Reports suggest the number of army wounded could be much higher.

The rebels had a very different account. They said they had lost just one fighter in the clash, and that 20 soldiers had been killed.

"The clash lasted about two hours, and they fell back to their original positions with heavy casualties," Reuters news agency quoted rebel spokesman Rasiah Ilanthiraiyan as saying.

He said the army attack on rebel bunkers had been successfully repulsed.

Each side frequently inflates losses sustained by the other side while downplaying its own, correspondents say.

War fears

On Wednesday President Mahinda Rajapaksa asked parliament to back record levels of defence spending in the budget for the coming year.

Tamil Tiger fighters carry coffin of political wing leader SP Thamilselvan, 5 November 2007
The funeral for top rebel SP Thamilselvan, killed last week

Mr Rajapaksa, who is also defence and finance minister, outlined plans to spend $1.5bn on the military, a 20% increase.

"We have no alternative but to completely eradicate terrorism," he told parliament in a long speech broadcast on national television.

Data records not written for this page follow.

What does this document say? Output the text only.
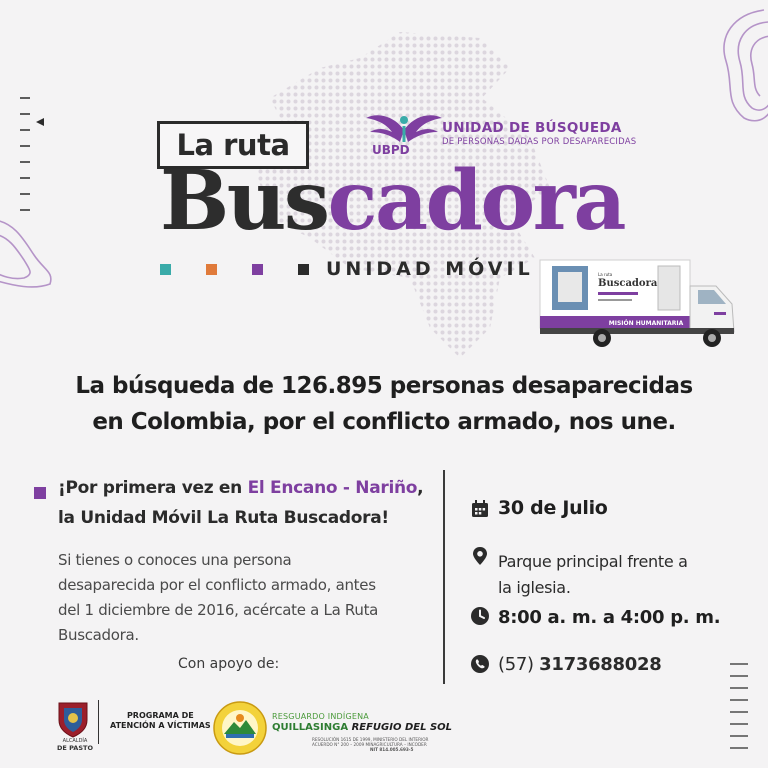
La ruta	UBPD
UNIDAD DE BÚSQUEDA
DE PERSONAS DADAS POR DESAPARECIDAS
Buscadora
UNIDAD MÓVIL
MISIÓN HUMANITARIA
La ruta
Buscadora
La búsqueda de 126.895 personas desaparecidas
en Colombia, por el conflicto armado, nos une.
¡Por primera vez en El Encano - Nariño,
la Unidad Móvil La Ruta Buscadora!
Si tienes o conoces una persona
desaparecida por el conflicto armado, antes
del 1 diciembre de 2016, acércate a La Ruta
Buscadora.
Con apoyo de:
30 de Julio
Parque principal frente a
la iglesia.
8:00 a. m. a 4:00 p. m.
(57) 3173688028
ALCALDÍA
DE PASTO
PROGRAMA DE
ATENCIÓN A VÍCTIMAS
RESGUARDO INDÍGENA
QUILLASINGA REFUGIO DEL SOL
RESOLUCIÓN 1615 DE 1999, MINISTERIO DEL INTERIOR
ACUERDO N° 200 – 2009 MINAGRICULTURA – INCODER
NIT 814.005.693-5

Despite losing territory in the east earlier this year, the rebels still control a vast swathe of land in the north.

They suffered a further setback last Friday when their political leader, SP Thamilselvan, was killed in an air force bombing raid.

He was the most senior rebel to be killed for years.

The rebels are fighting for autonomy for minority Tamils in the north and east, claiming discrimination by the majority Sinhalese population.

About 70,000 people have died in more than 20 years of war.